X-ray manifestations: Anterior and posterior weight-bearing radiographs are visible: insufficient coverage of the talus by the scaphoid, increased talar angle, and lateral dislocation of the scaphoid; lateral radiographs: reduced medial foot arch height, talar axis and 1st metatarsal axis The angle between them decreases or becomes an inverse angle, and the angle of the talar axis and the longitudinal axis of the calcaneus increases; in addition, the degeneration and proliferation of different levels of the zygomatic joint can be seen.
Stage : inflammation of the posterior tibial tendon, normal tendon length and mild symptoms;
Stage : relaxation of the posterior tibialis tendon, tenderness of the tendon path, often thickening or loss of the palpable tendon, positive one-leg lift test, positive polyphagia, and flat foot deformity;
Stage III: Obvious flatfoot deformities, namely hindfoot eversion and forefoot abduction, polyphagia is obvious, and calcaneus and lateral ankle often collide;
Stage : Stiff flat foot deformity, which can be accompanied by talus eversion, triangular ligament damage, and tibiofilotarsal joint degenerative arthritis.
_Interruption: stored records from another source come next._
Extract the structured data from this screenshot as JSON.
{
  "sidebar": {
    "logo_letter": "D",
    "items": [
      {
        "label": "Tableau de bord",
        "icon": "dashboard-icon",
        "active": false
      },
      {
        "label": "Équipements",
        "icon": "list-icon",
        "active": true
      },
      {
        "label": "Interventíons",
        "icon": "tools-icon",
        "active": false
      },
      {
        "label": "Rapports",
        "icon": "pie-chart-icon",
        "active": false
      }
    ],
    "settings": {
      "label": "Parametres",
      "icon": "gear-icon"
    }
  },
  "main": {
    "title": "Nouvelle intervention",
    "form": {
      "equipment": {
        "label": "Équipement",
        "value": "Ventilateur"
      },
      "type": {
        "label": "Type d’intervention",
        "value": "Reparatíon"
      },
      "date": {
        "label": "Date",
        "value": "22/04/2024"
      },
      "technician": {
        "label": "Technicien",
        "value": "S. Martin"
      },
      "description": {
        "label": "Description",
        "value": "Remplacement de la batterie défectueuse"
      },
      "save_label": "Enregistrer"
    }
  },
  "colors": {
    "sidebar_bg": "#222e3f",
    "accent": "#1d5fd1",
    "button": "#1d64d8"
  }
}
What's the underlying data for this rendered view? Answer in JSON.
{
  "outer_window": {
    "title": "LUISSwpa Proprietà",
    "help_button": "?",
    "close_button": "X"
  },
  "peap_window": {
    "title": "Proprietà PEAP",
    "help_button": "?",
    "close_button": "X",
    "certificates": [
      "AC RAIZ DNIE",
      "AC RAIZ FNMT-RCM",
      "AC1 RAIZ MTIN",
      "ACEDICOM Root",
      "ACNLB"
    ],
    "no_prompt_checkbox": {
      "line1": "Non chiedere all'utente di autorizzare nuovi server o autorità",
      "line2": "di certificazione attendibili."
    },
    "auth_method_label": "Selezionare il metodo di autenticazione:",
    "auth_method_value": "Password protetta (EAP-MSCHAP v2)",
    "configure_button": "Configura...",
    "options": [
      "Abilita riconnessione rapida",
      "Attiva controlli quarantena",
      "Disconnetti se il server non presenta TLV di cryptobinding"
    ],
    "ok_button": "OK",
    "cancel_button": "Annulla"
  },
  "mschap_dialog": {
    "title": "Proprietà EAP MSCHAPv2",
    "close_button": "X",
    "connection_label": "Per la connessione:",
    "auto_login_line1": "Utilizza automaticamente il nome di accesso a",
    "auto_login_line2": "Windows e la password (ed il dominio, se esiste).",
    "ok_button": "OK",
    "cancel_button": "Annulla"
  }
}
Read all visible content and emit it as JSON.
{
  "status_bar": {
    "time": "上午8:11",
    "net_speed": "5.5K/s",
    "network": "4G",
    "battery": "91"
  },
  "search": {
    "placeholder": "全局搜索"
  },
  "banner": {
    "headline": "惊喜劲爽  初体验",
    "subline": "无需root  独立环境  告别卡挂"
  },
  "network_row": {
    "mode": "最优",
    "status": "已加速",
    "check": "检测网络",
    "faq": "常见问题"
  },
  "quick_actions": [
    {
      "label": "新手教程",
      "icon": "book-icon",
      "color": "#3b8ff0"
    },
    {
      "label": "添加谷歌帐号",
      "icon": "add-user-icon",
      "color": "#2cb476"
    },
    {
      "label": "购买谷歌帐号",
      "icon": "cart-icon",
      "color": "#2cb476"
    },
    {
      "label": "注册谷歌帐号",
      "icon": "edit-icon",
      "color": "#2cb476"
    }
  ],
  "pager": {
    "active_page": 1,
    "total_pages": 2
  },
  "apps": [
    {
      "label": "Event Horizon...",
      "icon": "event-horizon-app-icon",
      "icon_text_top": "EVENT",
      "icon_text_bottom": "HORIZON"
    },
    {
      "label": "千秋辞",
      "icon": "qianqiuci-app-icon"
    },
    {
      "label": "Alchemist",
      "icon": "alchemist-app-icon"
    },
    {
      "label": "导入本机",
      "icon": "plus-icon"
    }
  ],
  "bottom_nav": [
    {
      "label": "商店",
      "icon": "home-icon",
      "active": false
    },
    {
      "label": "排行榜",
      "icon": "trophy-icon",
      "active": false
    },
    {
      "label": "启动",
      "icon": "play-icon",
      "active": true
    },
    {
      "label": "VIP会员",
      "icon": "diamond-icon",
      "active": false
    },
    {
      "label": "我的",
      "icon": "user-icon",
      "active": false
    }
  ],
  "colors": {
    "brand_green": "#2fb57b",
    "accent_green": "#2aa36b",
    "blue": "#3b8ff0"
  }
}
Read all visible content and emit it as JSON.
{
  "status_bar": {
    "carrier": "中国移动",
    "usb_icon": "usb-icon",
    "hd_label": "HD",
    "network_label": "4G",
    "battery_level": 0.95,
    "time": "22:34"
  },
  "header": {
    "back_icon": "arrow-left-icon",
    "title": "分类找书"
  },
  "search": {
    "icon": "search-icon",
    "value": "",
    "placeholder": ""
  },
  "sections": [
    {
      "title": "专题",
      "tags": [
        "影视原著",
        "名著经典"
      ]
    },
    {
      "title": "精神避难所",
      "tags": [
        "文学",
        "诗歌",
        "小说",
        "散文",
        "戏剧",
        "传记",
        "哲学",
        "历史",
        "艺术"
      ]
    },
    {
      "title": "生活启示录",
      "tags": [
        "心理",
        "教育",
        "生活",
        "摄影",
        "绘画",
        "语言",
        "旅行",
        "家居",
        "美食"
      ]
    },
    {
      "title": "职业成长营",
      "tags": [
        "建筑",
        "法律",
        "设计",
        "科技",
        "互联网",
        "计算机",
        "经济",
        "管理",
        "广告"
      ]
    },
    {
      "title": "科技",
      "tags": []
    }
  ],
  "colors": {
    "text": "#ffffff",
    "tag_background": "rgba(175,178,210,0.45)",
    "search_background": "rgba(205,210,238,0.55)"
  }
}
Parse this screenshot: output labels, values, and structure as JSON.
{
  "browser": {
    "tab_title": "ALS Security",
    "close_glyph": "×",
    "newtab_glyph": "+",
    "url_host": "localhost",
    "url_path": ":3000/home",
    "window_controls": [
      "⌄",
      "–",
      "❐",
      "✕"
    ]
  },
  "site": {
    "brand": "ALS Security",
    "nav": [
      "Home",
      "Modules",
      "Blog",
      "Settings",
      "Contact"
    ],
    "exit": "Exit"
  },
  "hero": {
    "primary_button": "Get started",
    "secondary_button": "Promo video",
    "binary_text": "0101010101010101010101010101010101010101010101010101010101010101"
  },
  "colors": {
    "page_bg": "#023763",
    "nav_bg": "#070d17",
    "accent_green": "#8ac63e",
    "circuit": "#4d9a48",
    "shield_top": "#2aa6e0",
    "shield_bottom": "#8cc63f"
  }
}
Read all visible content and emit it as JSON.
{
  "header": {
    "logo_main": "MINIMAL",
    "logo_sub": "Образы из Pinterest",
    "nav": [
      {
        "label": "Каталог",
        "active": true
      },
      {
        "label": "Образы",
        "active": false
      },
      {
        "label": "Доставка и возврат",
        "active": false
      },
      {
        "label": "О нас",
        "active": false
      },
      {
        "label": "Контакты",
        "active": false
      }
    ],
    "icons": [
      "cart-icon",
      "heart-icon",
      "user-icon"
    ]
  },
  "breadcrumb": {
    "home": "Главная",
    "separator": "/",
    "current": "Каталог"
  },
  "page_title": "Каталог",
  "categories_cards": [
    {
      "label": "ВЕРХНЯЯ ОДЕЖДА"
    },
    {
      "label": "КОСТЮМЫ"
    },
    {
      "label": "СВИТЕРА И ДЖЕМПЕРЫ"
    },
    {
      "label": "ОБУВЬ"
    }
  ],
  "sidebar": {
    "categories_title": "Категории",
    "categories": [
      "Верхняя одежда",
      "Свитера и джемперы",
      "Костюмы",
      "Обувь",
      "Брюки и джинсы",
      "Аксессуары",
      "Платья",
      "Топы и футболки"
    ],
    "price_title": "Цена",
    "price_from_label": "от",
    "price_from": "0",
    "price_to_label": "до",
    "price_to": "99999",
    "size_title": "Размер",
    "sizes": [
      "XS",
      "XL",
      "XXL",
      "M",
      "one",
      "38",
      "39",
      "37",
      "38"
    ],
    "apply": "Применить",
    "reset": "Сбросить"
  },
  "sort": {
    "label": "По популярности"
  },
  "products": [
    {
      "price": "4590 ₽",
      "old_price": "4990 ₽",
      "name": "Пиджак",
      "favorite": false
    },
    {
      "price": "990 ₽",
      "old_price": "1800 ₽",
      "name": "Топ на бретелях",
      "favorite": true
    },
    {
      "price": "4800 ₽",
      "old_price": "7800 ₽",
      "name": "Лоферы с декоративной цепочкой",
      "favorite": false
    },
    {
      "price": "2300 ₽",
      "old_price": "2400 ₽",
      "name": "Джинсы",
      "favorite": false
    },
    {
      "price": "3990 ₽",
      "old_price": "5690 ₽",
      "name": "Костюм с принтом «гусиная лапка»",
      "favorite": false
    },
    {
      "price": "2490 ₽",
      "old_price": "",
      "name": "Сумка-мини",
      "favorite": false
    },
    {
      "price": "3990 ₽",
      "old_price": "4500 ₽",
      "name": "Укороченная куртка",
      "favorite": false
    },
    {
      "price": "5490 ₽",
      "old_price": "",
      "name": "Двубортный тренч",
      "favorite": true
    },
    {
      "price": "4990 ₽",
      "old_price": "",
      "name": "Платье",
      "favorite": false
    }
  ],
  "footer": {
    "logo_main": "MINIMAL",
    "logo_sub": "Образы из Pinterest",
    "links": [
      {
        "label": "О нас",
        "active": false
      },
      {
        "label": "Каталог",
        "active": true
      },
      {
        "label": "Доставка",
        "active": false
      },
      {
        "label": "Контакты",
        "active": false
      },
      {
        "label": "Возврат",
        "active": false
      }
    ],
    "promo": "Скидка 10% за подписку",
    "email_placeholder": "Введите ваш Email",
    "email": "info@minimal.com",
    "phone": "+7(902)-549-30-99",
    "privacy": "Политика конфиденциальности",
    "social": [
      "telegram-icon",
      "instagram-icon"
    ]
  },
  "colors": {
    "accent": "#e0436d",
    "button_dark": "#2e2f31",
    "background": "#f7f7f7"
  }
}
MRI manifestations: The posterior tibial tendon tear can be divided into three stages on MRI:
Phase I: Partial tear with tendon thickening, sometimes vertical slits can be seen, and line-like high signal shadows are present on both T1WI and T2WI. High-signal liquid shadows are common in the synovial sheath on T2WI.
Phase II: Partial tendon tearing with local thinning, the section is smaller than that of the long toe flexor tendon.
The third stage: refers to the complete tear of the tendon fissure, the fluid between the stump of the retracted tendon, and the granulation tissue can be seen in the near term.